I know, I know. I’ve been MIA for a while, and I’m sorry.



It’s finals time. I’m busy. It’s dark every night at like 4:30pm. I’ve been watching Homeland marathons like there’s no tomorrow. Blah, blah, blah.

The important thing is that I’m back, and I’ve got homemade sauerkraut.



I’ve been sitting on this post for a while now, and to be honest, I’m can’t even remember why we decided to make sauerkraut, but I’m sure it had something to do with Dr. Man’s uncontrollable fascination with all things fermented.

Contrary to popular belief, sauerkraut is not made with vinegar. In fact, it’s little more than cabbage and salt transformed into a tangy treat by a naturally occurring bacteria called Lactobacillus. Various species of Lactobacillus are used in making “real” pickles (also made without vinegar),  sourdough bread, yogurt, and some cheeses.

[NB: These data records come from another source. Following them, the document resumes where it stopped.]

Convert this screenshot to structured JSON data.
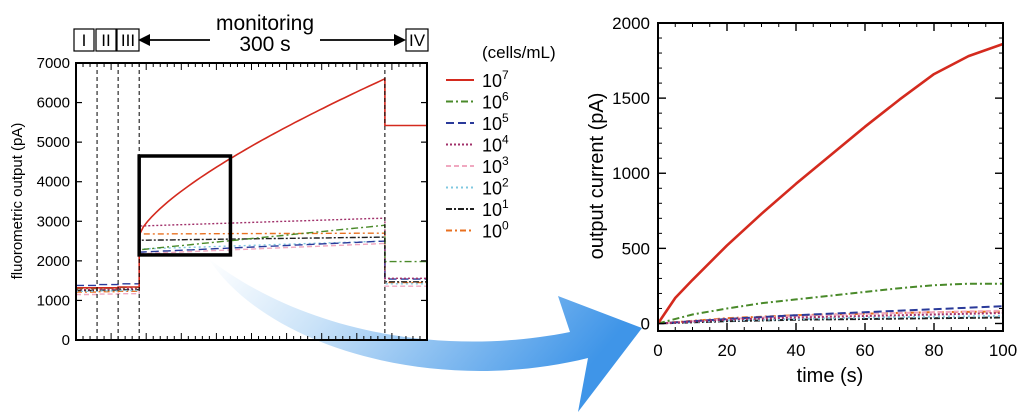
{
  "colors": {
    "c7": "#d42a1e",
    "c6": "#4a8a2a",
    "c5": "#2a3a9a",
    "c4": "#a0306a",
    "c3": "#f0a8c0",
    "c2": "#80c8e0",
    "c1": "#202020",
    "c0": "#e87020",
    "arrow": "#4a9ee8"
  },
  "legend": {
    "title": "(cells/mL)",
    "entries": [
      {
        "key": "c7",
        "base": "10",
        "exp": "7",
        "dash": ""
      },
      {
        "key": "c6",
        "base": "10",
        "exp": "6",
        "dash": "7,3,2,3"
      },
      {
        "key": "c5",
        "base": "10",
        "exp": "5",
        "dash": "8,4"
      },
      {
        "key": "c4",
        "base": "10",
        "exp": "4",
        "dash": "2,2"
      },
      {
        "key": "c3",
        "base": "10",
        "exp": "3",
        "dash": "5,3"
      },
      {
        "key": "c2",
        "base": "10",
        "exp": "2",
        "dash": "2,3"
      },
      {
        "key": "c1",
        "base": "10",
        "exp": "1",
        "dash": "6,2,2,2"
      },
      {
        "key": "c0",
        "base": "10",
        "exp": "0",
        "dash": "6,3,2,3"
      }
    ]
  },
  "chart_data": [
    {
      "type": "line",
      "ylabel": "fluorometric output (pA)",
      "xlabel": "",
      "ylim": [
        0,
        7000
      ],
      "yticks": [
        0,
        1000,
        2000,
        3000,
        4000,
        5000,
        6000,
        7000
      ],
      "x_range": [
        0,
        1000
      ],
      "x_units": "relative time (tick labels not shown)",
      "phase_boundaries": [
        60,
        120,
        180,
        880
      ],
      "phase_labels": [
        "I",
        "II",
        "III",
        "IV"
      ],
      "annotation": {
        "top": "monitoring",
        "bottom": "300 s"
      },
      "series": [
        {
          "key": "c7",
          "name": "10^7",
          "pre": [
            1320,
            1320,
            1340
          ],
          "mon_start": 2650,
          "mon_end": 6600,
          "shape": "growth",
          "post": 5420
        },
        {
          "key": "c6",
          "name": "10^6",
          "pre": [
            1300,
            1310,
            1330
          ],
          "mon_start": 2280,
          "mon_end": 2900,
          "shape": "linear",
          "post": 1980
        },
        {
          "key": "c5",
          "name": "10^5",
          "pre": [
            1380,
            1400,
            1420
          ],
          "mon_start": 2220,
          "mon_end": 2500,
          "shape": "linear",
          "post": 1540
        },
        {
          "key": "c4",
          "name": "10^4",
          "pre": [
            1270,
            1280,
            1300
          ],
          "mon_start": 2880,
          "mon_end": 3080,
          "shape": "linear",
          "post": 1560
        },
        {
          "key": "c3",
          "name": "10^3",
          "pre": [
            1150,
            1160,
            1170
          ],
          "mon_start": 2180,
          "mon_end": 2440,
          "shape": "linear",
          "post": 1360
        },
        {
          "key": "c2",
          "name": "10^2",
          "pre": [
            1230,
            1240,
            1250
          ],
          "mon_start": 2300,
          "mon_end": 2500,
          "shape": "linear",
          "post": 1420
        },
        {
          "key": "c1",
          "name": "10^1",
          "pre": [
            1250,
            1260,
            1270
          ],
          "mon_start": 2520,
          "mon_end": 2600,
          "shape": "linear",
          "post": 1470
        },
        {
          "key": "c0",
          "name": "10^0",
          "pre": [
            1210,
            1220,
            1230
          ],
          "mon_start": 2680,
          "mon_end": 2700,
          "shape": "linear",
          "post": 1450
        }
      ],
      "inset_region": {
        "x": [
          180,
          440
        ],
        "y": [
          2150,
          4650
        ]
      }
    },
    {
      "type": "line",
      "xlabel": "time (s)",
      "ylabel": "output current (pA)",
      "xlim": [
        0,
        100
      ],
      "ylim": [
        -50,
        2000
      ],
      "xticks": [
        0,
        20,
        40,
        60,
        80,
        100
      ],
      "yticks": [
        0,
        500,
        1000,
        1500,
        2000
      ],
      "series": [
        {
          "key": "c7",
          "name": "10^7",
          "x": [
            0,
            5,
            10,
            20,
            30,
            40,
            50,
            60,
            70,
            80,
            90,
            100
          ],
          "y": [
            0,
            170,
            290,
            520,
            730,
            930,
            1120,
            1310,
            1490,
            1660,
            1780,
            1860
          ]
        },
        {
          "key": "c6",
          "name": "10^6",
          "x": [
            0,
            10,
            20,
            30,
            40,
            50,
            60,
            70,
            80,
            90,
            100
          ],
          "y": [
            0,
            60,
            100,
            135,
            160,
            185,
            210,
            235,
            255,
            265,
            265
          ]
        },
        {
          "key": "c5",
          "name": "10^5",
          "x": [
            0,
            20,
            40,
            60,
            80,
            100
          ],
          "y": [
            0,
            30,
            55,
            75,
            95,
            115
          ]
        },
        {
          "key": "c4",
          "name": "10^4",
          "x": [
            0,
            20,
            40,
            60,
            80,
            100
          ],
          "y": [
            0,
            25,
            40,
            50,
            60,
            70
          ]
        },
        {
          "key": "c3",
          "name": "10^3",
          "x": [
            0,
            20,
            40,
            60,
            80,
            100
          ],
          "y": [
            0,
            30,
            50,
            65,
            75,
            85
          ]
        },
        {
          "key": "c2",
          "name": "10^2",
          "x": [
            0,
            20,
            40,
            60,
            80,
            100
          ],
          "y": [
            0,
            20,
            30,
            40,
            45,
            50
          ]
        },
        {
          "key": "c1",
          "name": "10^1",
          "x": [
            0,
            20,
            40,
            60,
            80,
            100
          ],
          "y": [
            0,
            15,
            25,
            30,
            35,
            40
          ]
        },
        {
          "key": "c0",
          "name": "10^0",
          "x": [
            0,
            20,
            40,
            60,
            80,
            100
          ],
          "y": [
            0,
            35,
            55,
            65,
            75,
            80
          ]
        }
      ]
    }
  ]
}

Our sauerkraut experiment was encouraged by my grandmother, who regaled me with stories of how the entire house would stink of her mother’s sauerkraut, which for lack of space was left to ferment in a crock in the tiny bathroom.

Even though we have plenty of space in our house, I could soon relate. For better or for worse, a few days in the smell of fermenting cabbage had filled our house. We used a 5 gallon food grade bucket, which we eventually decided to cap with a lid and an empty airlock to cut down on the smell.

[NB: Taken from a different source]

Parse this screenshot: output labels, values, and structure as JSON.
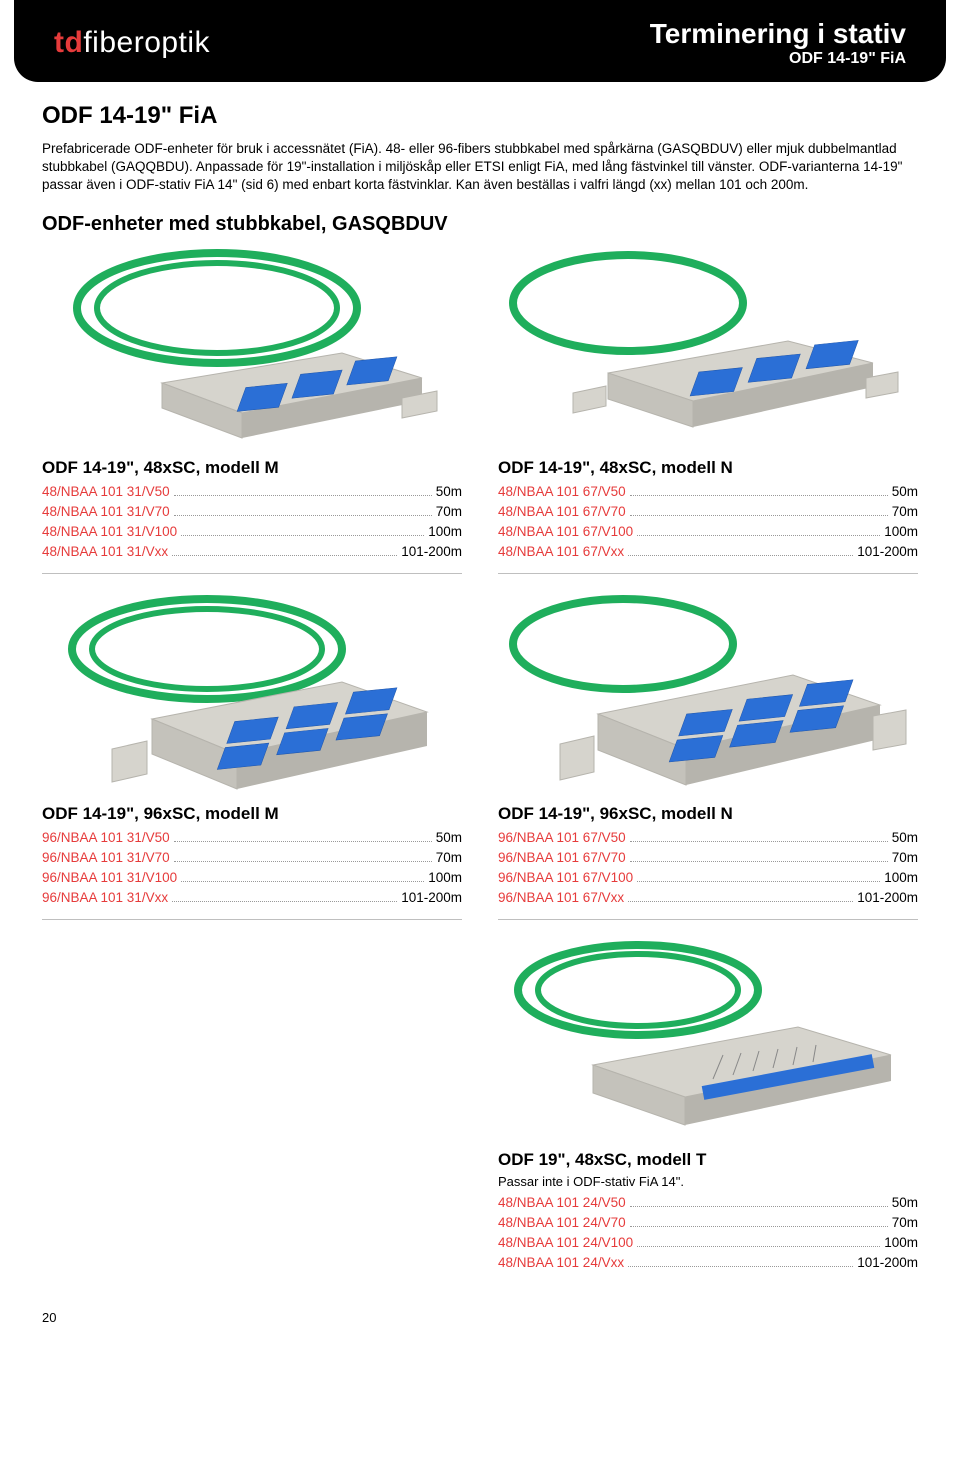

In addition to guidance from my grandmother, we also frequently referenced Wild Fermentation, a fantastic website about all things fermented.

I will say that despite the smell, it was all well worth it. Our homemade kraut was fantastic. We made Rubens, ate it on top of pierogies (a Pittsburgh favorite), and brought it to parties where everyone was thoroughly impressed. Plus, it was a fairly easy endeavor – smash some cabbage, check it every couple days, and a few weeks on – low and behold -you’ve got sauerkraut.



Homemade Sauerkraut

2 Cabbages (3 1/2 – 4 lbs.)
1 White Onion
1 Red Onion
4 large cloves of Garlic, crushed
3 Tbsp. of Salt

Optional Spices
2 tsp. Coriander Seeds
1/2 tsp. Cumin Seeds
2 Green Cardamom Pods
1/4 tsp. Yellow Mustard Seeds
1/4 tsp. Black Mustard Seeds
1/2 tsp. Fenugreek Seeds


You should use the freshest cabbage that you should find. Apart from the cabbage, you can add whatever else you like (apples, spices, onions, etc…)We used an Indian-inspired spice mixture, but dill and caraway seeds are more traditional.

Shred the cabbage, and grate the onion and garlic. Place along with salt and spices in a large crock or food grade plastic bucket. Using a potato masher, crush the cabbage can be completely covered by liquid. Cover the cabbage mixture with a plate, and place a weight on top of the plate so that all cabbage is pressed down under the liquid. Cover the whole shebang with a towel or a lid, and allow to sit at room temperature (65-75 degrees) for approximately 2-6 weeks. Every other day or so, skim off any scum that forms on top of the liquid. After 2 weeks have passed, begin to taste your kraut periodically. When it reaches the flavor you desire, can the kraut for long-term storage.



Pierogies with homemade kraut… a great Pittsburgh tradition.